Rose-Marie Chappuis est née le 20 janvier 1925 à Lausanne, fait peu courant à Puidoux à cette époque.
Ses parents, Emile et Alice Chappuis (née Grandchamp), habitent Longchamp où ils exploitent le petit domaine familial. C’est aussi là, à Puidoux-Village, que la petite Rose-Marie passe son enfance et fait toutes ses écoles. Elle est la cadette des 4 enfants Chappuis. Cécile, l’aînée, Jean puis Nancy la précèdent et portent beaucoup d’attention à leur cadette de presque 9 ans. Tante et marraine, deux sœurs du papa, veillent aussi à son éducation. Son école obligatoire terminée, Rose-Marie part une année en Suisse allemande, à Meiringen, où elle travaille chez Hermann Würgler (prononcer Würgle) et s’occupe du ménage et des deux enfants de la famille.
De retour à Puidoux, Rose-Marie effectue divers services (on dirait maintenant des dépannages ménagers) dans plusieurs familles de la région, notamment au Collège de Puidoux, à celui de Grangeneuve, chez Robert Schopfer, et également en Drugex dans chacune des trois familles du hameau. Pendant une période plus longue, elle travaille aussi à Bex et elle s’y trouve pendant l’hiver 45-46, alors qu’un tremblement de terre secoue la région, faisant des dégâts au clocher de l’église de Bex (25 janvier 1946).
Entre ces divers services, Rose-Marie collabore aux travaux de la ferme de Longchamp. Elle s’engage aussi régulièrement aux Rueyres, pour y faire les effeuilles et les vendanges.
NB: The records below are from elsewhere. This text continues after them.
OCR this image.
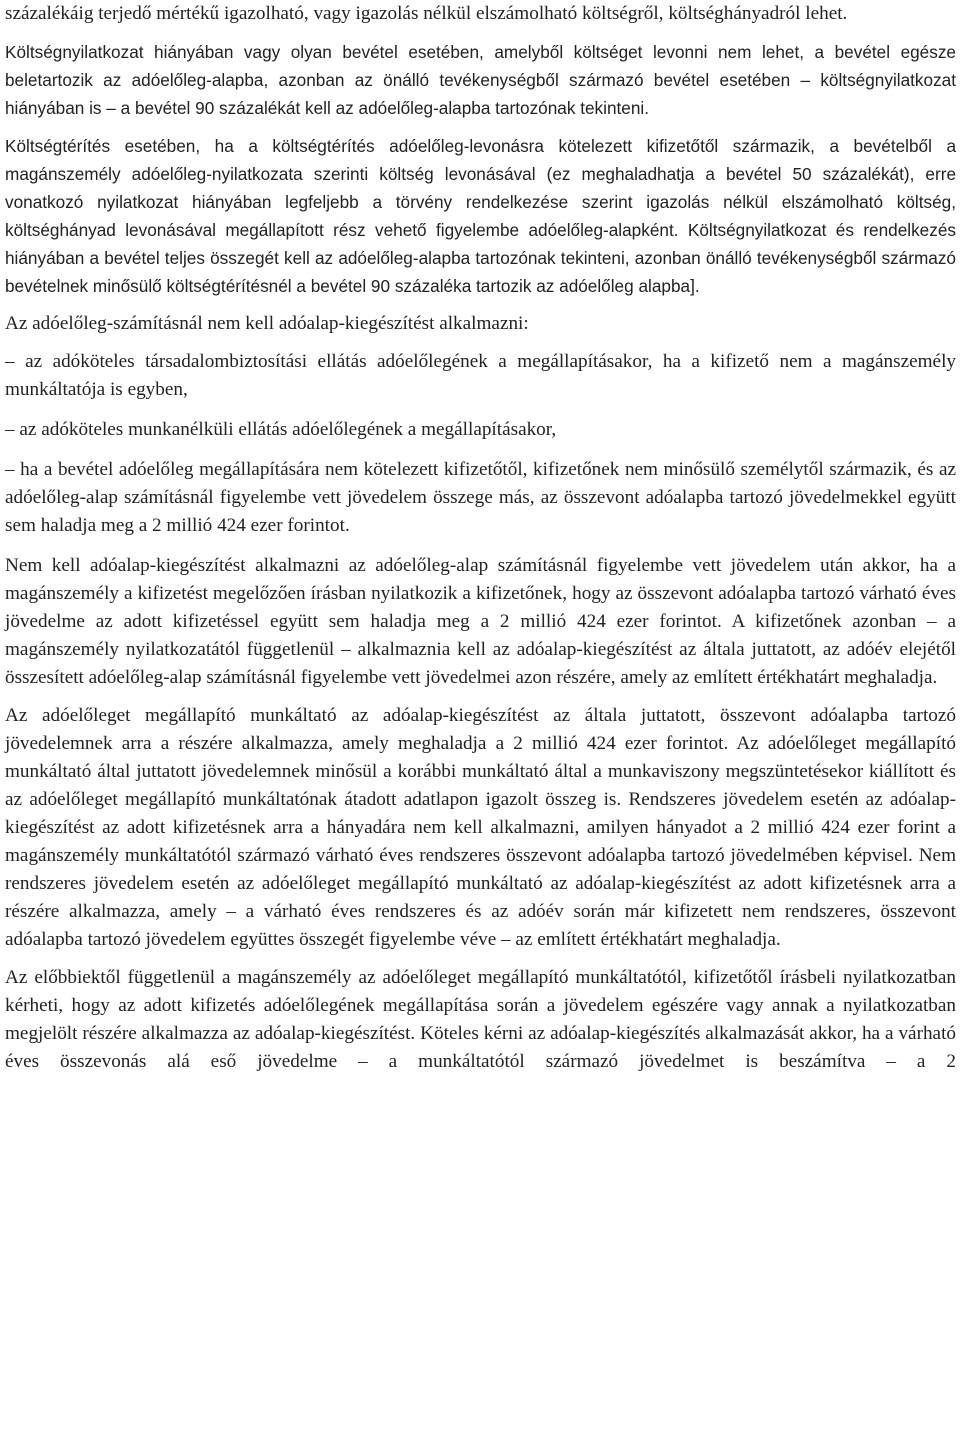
százalékáig terjedő mértékű igazolható, vagy igazolás nélkül elszámolható költségről, költséghányadról lehet.

Költségnyilatkozat hiányában vagy olyan bevétel esetében, amelyből költséget levonni nem lehet, a bevétel egésze beletartozik az adóelőleg-alapba, azonban az önálló tevékenységből származó bevétel esetében – költségnyilatkozat hiányában is – a bevétel 90 százalékát kell az adóelőleg-alapba tartozónak tekinteni.

Költségtérítés esetében, ha a költségtérítés adóelőleg-levonásra kötelezett kifizetőtől származik, a bevételből a magánszemély adóelőleg-nyilatkozata szerinti költség levonásával (ez meghaladhatja a bevétel 50 százalékát), erre vonatkozó nyilatkozat hiányában legfeljebb a törvény rendelkezése szerint igazolás nélkül elszámolható költség, költséghányad levonásával megállapított rész vehető figyelembe adóelőleg-alapként. Költségnyilatkozat és rendelkezés hiányában a bevétel teljes összegét kell az adóelőleg-alapba tartozónak tekinteni, azonban önálló tevékenységből származó bevételnek minősülő költségtérítésnél a bevétel 90 százaléka tartozik az adóelőleg alapba].

Az adóelőleg-számításnál nem kell adóalap-kiegészítést alkalmazni:

– az adóköteles társadalombiztosítási ellátás adóelőlegének a megállapításakor, ha a kifizető nem a magánszemély munkáltatója is egyben,

– az adóköteles munkanélküli ellátás adóelőlegének a megállapításakor,

– ha a bevétel adóelőleg megállapítására nem kötelezett kifizetőtől, kifizetőnek nem minősülő személytől származik, és az adóelőleg-alap számításnál figyelembe vett jövedelem összege más, az összevont adóalapba tartozó jövedelmekkel együtt sem haladja meg a 2 millió 424 ezer forintot.

Nem kell adóalap-kiegészítést alkalmazni az adóelőleg-alap számításnál figyelembe vett jövedelem után akkor, ha a magánszemély a kifizetést megelőzően írásban nyilatkozik a kifizetőnek, hogy az összevont adóalapba tartozó várható éves jövedelme az adott kifizetéssel együtt sem haladja meg a 2 millió 424 ezer forintot. A kifizetőnek azonban – a magánszemély nyilatkozatától függetlenül – alkalmaznia kell az adóalap-kiegészítést az általa juttatott, az adóév elejétől összesített adóelőleg-alap számításnál figyelembe vett jövedelmei azon részére, amely az említett értékhatárt meghaladja.

Az adóelőleget megállapító munkáltató az adóalap-kiegészítést az általa juttatott, összevont adóalapba tartozó jövedelemnek arra a részére alkalmazza, amely meghaladja a 2 millió 424 ezer forintot. Az adóelőleget megállapító munkáltató által juttatott jövedelemnek minősül a korábbi munkáltató által a munkaviszony megszüntetésekor kiállított és az adóelőleget megállapító munkáltatónak átadott adatlapon igazolt összeg is. Rendszeres jövedelem esetén az adóalap-kiegészítést az adott kifizetésnek arra a hányadára nem kell alkalmazni, amilyen hányadot a 2 millió 424 ezer forint a magánszemély munkáltatótól származó várható éves rendszeres összevont adóalapba tartozó jövedelmében képvisel. Nem rendszeres jövedelem esetén az adóelőleget megállapító munkáltató az adóalap-kiegészítést az adott kifizetésnek arra a részére alkalmazza, amely – a várható éves rendszeres és az adóév során már kifizetett nem rendszeres, összevont adóalapba tartozó jövedelem együttes összegét figyelembe véve – az említett értékhatárt meghaladja.

Az előbbiektől függetlenül a magánszemély az adóelőleget megállapító munkáltatótól, kifizetőtől írásbeli nyilatkozatban kérheti, hogy az adott kifizetés adóelőlegének megállapítása során a jövedelem egészére vagy annak a nyilatkozatban megjelölt részére alkalmazza az adóalap-kiegészítést. Köteles kérni az adóalap-kiegészítés alkalmazását akkor, ha a várható éves összevonás alá eső jövedelme – a munkáltatótól származó jövedelmet is beszámítva – a 2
Mais il n’y avait pas que le travail ! Rosine, comme l’appelait déjà quelques-unes de ses amies, chante au Chœur des dames. Avec d’autres filles de Puidoux, elle participe aux activités de la société de jeunesse, sans en être membre bien entendu ! C’est là qu’elle rencontre René, vaillant lutteur. Le 22 mars 1951, ils se marient à la chapelle de Puidoux. Rose-Marie vient habiter en Paully; elle y partage la cuisine avec Marie, sa belle-mère, et Amélie, la grand-mère de René.
En 1952 naîtra Raymond, puis Christiane quelques années plus tard. Cela faisait donc quatre générations sous le même toit.
A côté du ménage, Rose-Marie participe aux travaux des champs et de la vigne du domaine. A un certain moment, il a fallu remplacer Marie derrière le banc du marché de Vevey. Disons-le franchement, ce n’était pas sa tasse de thé ! Elle préférait être au plantage, dans un talus à manier le râteau ou dans un champ de fraises plutôt que derrière ses cageots.
Ah ! puisqu’on parle de tasse de thé, Rose-Marie fut membre du comité de la Couture de Puidoux, mais aussi et c’est moins connu, de celle de Cremières. Créée par Mme Muller, la femme du régent, la Couture de Cremières avait organisé une ou deux ventes; avec le bénéfice, ces dames avaient acheté de belles chaises neuves qui servaient lors de diverses manifestations qui se tenaient au Collège de Cremières, les soirées scolaires et les Noëls mis sur pied par M. Muller, ainsi que pour les cultes du mercredi soir.
Il serait intéressant de savoir ce que sont devenues les chaises de la Couture de Cremières !
Les années ont encore passé et maintenant c’est Sophie, Mathias et Justine, les arrière-petits-enfants, qui vont faire visite à leur Rosine à la Maison du Pèlerin.